Wulfsen ist eine Gemeinde im Landkreis Harburg in Niedersachsen. Sie liegt etwa 30 km südlich von Hamburg.

Geschichte[Bearbeiten | Quelltext bearbeiten]

Aus der Bronzezeit stammen sechs Hügelgräber am Langenberg. Ein Urnenfriedhof hinter der alten Schule und eine Herdstelle in der Kiesgrube am Rüschweg weisen auf die Besiedlung in der Eisenzeit hin. Das Tal des Aubaches war offenbar siedlungsgünstig.

Die Ausgrabung von 642 spätsächsischen Gräbern mit der Pferdebestattung von Wulfsen aus der Zeit von 700 bis 900 n. Chr. nordöstlich des Dorfes belegt, dass das Gebiet möglicherweise durchgehend besiedelt war. In dieser Zeit erfolgte die Christianisierung durch die Franken. Die Pferdegräber lassen vermuten, dass das heutige Dorf Wulfsen seinen Standort im Bereich der früheren Siedlung hat.

Im Kloster Corvey findet sich die erste urkundliche Erwähnung des Ortes im Zusammenhang mit Uuulfheristorpe, Nianthorpe und Pathihusen. Damit dürften neben Wulfsen auch Nindorf am Walde und Pattensen gemeint sein. Nach dem Abzug der Langobarden um 350 n. Chr. könnte Wulfsen im ersten sächsischen Siedlungszug seinen Namen bekommen haben. Ob ein Lokator wie der legendäre „Ritter Wulf“ der Namensgeber war, ist nicht bekannt. Der Name des Dorfes wandelte sich im Laufe der Jahre von Wulfheristorpe zu Wulferslo und taucht im Landbederegister von 1450 als Wulfersen auf.
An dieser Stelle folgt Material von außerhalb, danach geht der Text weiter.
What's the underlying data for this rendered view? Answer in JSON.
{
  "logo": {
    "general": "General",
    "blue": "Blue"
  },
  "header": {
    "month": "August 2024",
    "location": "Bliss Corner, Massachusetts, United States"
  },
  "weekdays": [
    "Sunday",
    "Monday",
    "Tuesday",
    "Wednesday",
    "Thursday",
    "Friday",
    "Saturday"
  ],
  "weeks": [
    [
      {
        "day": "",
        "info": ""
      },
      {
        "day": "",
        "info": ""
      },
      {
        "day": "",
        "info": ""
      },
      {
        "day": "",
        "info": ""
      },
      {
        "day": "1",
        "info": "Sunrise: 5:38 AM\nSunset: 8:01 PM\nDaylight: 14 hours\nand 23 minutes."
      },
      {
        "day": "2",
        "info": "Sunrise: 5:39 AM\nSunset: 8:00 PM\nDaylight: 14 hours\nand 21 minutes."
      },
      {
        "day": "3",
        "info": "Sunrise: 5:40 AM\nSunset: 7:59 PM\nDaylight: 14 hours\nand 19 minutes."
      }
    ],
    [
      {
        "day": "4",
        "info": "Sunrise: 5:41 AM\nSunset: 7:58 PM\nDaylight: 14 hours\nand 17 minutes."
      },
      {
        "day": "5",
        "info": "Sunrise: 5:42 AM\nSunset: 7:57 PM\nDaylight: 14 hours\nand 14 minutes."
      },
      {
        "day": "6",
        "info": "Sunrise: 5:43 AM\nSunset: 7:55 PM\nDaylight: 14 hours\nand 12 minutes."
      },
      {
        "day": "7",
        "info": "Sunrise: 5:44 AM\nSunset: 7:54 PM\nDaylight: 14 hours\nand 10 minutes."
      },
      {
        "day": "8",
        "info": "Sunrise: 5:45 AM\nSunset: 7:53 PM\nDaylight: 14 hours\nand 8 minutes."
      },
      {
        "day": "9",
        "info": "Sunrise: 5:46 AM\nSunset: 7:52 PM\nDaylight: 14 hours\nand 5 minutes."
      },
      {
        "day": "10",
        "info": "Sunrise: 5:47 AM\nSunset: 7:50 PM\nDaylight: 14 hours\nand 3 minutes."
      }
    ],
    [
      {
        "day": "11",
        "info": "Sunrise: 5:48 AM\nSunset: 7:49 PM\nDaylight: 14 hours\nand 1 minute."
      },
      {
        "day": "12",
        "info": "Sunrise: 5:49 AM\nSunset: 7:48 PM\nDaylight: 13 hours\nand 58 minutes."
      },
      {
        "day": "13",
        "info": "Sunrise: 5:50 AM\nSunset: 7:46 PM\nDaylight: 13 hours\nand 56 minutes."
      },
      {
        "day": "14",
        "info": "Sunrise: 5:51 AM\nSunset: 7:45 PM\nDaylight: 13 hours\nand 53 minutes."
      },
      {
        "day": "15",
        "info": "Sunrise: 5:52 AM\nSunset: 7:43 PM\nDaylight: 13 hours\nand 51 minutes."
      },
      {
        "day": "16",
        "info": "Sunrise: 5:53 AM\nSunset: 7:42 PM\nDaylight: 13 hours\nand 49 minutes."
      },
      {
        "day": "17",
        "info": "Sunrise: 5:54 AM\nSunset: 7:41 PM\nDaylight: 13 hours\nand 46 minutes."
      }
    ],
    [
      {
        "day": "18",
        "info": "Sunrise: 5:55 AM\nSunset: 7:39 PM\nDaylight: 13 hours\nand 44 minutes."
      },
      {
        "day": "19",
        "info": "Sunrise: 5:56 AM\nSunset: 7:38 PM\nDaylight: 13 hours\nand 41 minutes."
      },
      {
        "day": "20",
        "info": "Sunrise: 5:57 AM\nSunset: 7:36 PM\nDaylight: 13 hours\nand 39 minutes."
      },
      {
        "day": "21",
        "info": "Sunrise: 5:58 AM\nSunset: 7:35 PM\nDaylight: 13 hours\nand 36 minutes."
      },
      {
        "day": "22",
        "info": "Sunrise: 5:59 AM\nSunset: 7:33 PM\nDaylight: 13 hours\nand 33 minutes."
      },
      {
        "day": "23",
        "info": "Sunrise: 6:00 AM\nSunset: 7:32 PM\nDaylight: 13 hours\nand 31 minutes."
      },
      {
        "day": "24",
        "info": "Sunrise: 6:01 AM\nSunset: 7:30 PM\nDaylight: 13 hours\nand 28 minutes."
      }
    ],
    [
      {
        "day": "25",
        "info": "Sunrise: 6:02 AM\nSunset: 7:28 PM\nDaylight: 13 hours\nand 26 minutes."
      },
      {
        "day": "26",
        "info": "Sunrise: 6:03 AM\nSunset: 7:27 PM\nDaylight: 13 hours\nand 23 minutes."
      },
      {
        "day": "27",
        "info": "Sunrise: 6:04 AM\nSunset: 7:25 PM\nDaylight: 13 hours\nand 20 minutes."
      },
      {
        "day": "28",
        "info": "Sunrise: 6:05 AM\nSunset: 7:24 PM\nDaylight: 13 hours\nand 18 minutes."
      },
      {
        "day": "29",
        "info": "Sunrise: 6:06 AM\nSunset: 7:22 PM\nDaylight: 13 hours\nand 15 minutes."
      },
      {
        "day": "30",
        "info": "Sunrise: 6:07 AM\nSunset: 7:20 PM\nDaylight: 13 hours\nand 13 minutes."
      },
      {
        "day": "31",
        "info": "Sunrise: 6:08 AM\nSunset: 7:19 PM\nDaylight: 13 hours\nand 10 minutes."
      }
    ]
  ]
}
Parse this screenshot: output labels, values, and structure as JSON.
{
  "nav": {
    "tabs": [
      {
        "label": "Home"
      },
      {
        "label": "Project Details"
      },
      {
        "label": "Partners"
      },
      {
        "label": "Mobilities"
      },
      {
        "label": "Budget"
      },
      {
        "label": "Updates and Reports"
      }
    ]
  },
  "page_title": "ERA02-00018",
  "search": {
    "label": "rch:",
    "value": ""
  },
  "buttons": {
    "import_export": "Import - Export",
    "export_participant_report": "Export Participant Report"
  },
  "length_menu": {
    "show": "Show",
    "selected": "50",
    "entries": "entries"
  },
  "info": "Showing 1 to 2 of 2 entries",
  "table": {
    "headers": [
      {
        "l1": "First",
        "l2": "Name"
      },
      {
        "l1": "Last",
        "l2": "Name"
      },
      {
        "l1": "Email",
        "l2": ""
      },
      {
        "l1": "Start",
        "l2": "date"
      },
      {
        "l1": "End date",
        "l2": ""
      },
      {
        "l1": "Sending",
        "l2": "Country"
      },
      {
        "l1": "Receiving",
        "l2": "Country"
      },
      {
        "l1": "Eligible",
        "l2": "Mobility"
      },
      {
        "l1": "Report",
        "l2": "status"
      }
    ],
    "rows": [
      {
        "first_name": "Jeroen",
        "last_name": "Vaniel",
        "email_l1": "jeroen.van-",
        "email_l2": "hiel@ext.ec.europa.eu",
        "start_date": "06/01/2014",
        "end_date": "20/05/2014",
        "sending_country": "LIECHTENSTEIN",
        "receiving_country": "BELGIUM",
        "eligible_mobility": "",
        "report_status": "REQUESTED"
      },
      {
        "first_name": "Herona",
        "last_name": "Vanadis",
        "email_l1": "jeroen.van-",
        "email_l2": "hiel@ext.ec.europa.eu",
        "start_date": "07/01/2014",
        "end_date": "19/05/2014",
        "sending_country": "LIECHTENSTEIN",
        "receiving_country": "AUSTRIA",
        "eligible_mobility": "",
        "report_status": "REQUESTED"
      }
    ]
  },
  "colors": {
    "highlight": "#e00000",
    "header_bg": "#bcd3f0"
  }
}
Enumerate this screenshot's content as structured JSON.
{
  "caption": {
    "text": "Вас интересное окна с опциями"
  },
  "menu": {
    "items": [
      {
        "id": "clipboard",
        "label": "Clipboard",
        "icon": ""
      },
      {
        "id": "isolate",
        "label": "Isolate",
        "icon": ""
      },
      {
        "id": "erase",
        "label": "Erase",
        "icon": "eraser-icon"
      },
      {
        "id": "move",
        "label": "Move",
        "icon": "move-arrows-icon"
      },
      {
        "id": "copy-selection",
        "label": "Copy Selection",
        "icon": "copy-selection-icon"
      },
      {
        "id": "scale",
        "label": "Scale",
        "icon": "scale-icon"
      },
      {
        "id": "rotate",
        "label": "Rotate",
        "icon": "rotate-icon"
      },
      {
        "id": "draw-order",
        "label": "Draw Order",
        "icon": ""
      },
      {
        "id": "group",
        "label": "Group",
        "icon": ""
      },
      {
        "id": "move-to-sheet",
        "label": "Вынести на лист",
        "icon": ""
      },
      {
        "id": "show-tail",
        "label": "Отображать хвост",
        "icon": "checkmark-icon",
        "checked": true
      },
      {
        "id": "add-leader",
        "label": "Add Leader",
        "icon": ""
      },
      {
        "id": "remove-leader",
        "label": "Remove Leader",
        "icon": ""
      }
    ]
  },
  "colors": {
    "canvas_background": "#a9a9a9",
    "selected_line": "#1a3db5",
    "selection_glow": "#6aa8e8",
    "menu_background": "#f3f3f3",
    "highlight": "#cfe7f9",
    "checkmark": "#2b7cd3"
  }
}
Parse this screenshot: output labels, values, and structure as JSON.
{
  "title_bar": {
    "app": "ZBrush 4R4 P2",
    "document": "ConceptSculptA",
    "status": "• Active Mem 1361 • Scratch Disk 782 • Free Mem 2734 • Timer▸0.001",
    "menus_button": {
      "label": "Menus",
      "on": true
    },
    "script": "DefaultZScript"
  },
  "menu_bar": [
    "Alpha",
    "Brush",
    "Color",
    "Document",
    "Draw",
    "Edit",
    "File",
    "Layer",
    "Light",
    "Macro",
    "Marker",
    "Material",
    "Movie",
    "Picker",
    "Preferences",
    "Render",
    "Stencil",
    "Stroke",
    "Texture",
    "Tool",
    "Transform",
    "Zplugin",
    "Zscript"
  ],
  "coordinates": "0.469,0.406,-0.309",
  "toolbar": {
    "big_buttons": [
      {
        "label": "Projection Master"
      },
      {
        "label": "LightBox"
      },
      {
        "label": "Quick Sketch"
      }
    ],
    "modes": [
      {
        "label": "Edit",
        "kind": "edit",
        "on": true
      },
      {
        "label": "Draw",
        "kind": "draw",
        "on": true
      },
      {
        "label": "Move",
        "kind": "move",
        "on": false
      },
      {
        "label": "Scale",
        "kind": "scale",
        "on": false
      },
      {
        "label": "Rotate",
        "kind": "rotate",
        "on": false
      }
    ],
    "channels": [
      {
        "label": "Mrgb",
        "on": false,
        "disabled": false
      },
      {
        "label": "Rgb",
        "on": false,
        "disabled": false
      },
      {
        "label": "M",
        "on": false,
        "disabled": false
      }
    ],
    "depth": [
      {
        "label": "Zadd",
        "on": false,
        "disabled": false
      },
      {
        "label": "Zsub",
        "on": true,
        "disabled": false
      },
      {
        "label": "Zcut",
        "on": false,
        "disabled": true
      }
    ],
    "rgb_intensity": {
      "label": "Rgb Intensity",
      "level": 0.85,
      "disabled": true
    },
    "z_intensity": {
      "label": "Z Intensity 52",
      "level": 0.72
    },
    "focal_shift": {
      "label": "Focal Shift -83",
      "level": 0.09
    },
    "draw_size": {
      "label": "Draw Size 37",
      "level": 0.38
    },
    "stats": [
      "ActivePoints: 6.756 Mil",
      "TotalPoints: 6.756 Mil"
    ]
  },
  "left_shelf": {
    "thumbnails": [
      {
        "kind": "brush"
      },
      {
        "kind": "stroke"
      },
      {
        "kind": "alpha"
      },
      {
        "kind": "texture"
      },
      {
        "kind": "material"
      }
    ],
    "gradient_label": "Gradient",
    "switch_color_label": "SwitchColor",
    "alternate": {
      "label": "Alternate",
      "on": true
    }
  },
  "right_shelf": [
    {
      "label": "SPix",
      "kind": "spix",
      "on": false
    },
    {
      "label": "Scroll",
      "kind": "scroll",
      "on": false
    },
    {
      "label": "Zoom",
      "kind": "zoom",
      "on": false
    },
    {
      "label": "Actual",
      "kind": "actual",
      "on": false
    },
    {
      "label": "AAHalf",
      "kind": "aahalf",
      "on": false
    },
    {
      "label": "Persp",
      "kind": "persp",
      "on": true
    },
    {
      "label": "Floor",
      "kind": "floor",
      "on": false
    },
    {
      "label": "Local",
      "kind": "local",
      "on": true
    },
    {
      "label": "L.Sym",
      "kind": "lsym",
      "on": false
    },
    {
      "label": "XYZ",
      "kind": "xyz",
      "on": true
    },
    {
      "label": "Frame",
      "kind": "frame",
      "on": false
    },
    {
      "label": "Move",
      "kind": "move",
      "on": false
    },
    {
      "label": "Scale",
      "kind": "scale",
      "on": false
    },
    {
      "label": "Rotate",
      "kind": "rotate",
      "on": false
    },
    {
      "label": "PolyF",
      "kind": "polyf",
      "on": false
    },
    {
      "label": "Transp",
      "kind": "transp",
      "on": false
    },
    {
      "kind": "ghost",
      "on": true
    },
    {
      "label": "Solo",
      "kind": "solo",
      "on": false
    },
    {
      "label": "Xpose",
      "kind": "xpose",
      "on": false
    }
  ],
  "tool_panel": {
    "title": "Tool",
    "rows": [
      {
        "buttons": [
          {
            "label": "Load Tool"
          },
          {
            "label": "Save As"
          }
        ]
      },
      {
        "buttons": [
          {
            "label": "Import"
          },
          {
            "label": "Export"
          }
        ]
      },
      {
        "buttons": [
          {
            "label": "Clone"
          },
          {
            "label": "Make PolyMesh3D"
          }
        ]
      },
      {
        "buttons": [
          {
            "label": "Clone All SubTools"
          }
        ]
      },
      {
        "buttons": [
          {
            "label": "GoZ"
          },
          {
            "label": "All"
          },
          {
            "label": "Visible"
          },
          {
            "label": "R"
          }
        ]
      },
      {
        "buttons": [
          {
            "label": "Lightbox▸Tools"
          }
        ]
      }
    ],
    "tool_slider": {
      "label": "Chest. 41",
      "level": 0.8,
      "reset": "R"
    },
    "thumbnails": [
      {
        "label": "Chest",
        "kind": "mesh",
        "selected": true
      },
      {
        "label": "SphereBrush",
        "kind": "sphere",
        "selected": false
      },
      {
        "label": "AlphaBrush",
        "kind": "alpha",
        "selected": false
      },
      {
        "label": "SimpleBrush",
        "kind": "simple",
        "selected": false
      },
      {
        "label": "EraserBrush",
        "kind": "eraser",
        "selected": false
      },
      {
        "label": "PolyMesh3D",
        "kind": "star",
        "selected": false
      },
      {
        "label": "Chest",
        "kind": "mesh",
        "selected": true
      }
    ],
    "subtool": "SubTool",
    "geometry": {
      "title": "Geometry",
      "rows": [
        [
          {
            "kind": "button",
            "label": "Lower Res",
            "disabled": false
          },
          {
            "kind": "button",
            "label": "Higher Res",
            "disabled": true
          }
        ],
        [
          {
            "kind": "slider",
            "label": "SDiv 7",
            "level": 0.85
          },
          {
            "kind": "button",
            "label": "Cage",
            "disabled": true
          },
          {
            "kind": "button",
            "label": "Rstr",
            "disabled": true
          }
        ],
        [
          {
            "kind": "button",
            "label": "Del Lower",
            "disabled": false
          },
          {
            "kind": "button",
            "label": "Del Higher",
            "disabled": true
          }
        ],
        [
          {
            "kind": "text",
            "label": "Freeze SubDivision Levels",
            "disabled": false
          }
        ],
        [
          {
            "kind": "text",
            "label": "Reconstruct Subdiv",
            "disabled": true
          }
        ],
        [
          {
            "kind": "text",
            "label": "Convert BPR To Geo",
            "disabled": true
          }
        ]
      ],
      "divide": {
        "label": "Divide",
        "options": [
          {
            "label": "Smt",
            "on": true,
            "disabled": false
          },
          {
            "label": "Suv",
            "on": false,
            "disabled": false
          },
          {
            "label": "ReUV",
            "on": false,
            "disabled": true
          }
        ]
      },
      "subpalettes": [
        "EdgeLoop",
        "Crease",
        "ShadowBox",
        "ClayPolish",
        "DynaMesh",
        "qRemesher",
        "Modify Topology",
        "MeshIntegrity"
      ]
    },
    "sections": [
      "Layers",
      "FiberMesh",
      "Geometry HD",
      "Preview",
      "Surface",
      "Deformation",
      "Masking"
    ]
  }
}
Im Zweiten Weltkrieg war Wulfsen ab dem 19. April 1945 britisch besetzt. Durch die Integration der Heimatvertriebenen und Flüchtlinge veränderte sich die bis dahin landwirtschaftlich geprägte Struktur des Ortes. Am 8. August 1946 wurde ein Gemeinderat eingesetzt, der am 28. November 1947 gewählt wurde. Am 1. Juli 1972 wurde Wulfsen Mitgliedsgemeinde der Samtgemeinde Salzhausen.

Politische Zugehörigkeiten
Bis 1180 Herzogtum Sachsen
bis 1705 Fürstentum Braunschweig-Lüneburg
1714–1837 Personalunion zwischen Großbritannien und Hannover von Georg I. bis Wilhelm IV.
1803–1813 Commune Wulfsen im Canton Pattensen des Distrikts Lüneburg im Kaiserreich Frankreich (kurzzeitig auch Königreich Westphalen (Jérôme))
1814–1866 Königreich Hannover
1866–1918 Königreich Preußen (ab 1871 im Deutschen Kaiserreich)
1918–1933 Weimarer Republik
1933–1945 Drittes Reich
1945–1947 Zweizonenverwaltung (britische Besatzung)
ab 1947 Niedersachsen
ab 1949 Bundesrepublik Deutschland

Einwohnerentwicklung[Bearbeiten | Quelltext bearbeiten]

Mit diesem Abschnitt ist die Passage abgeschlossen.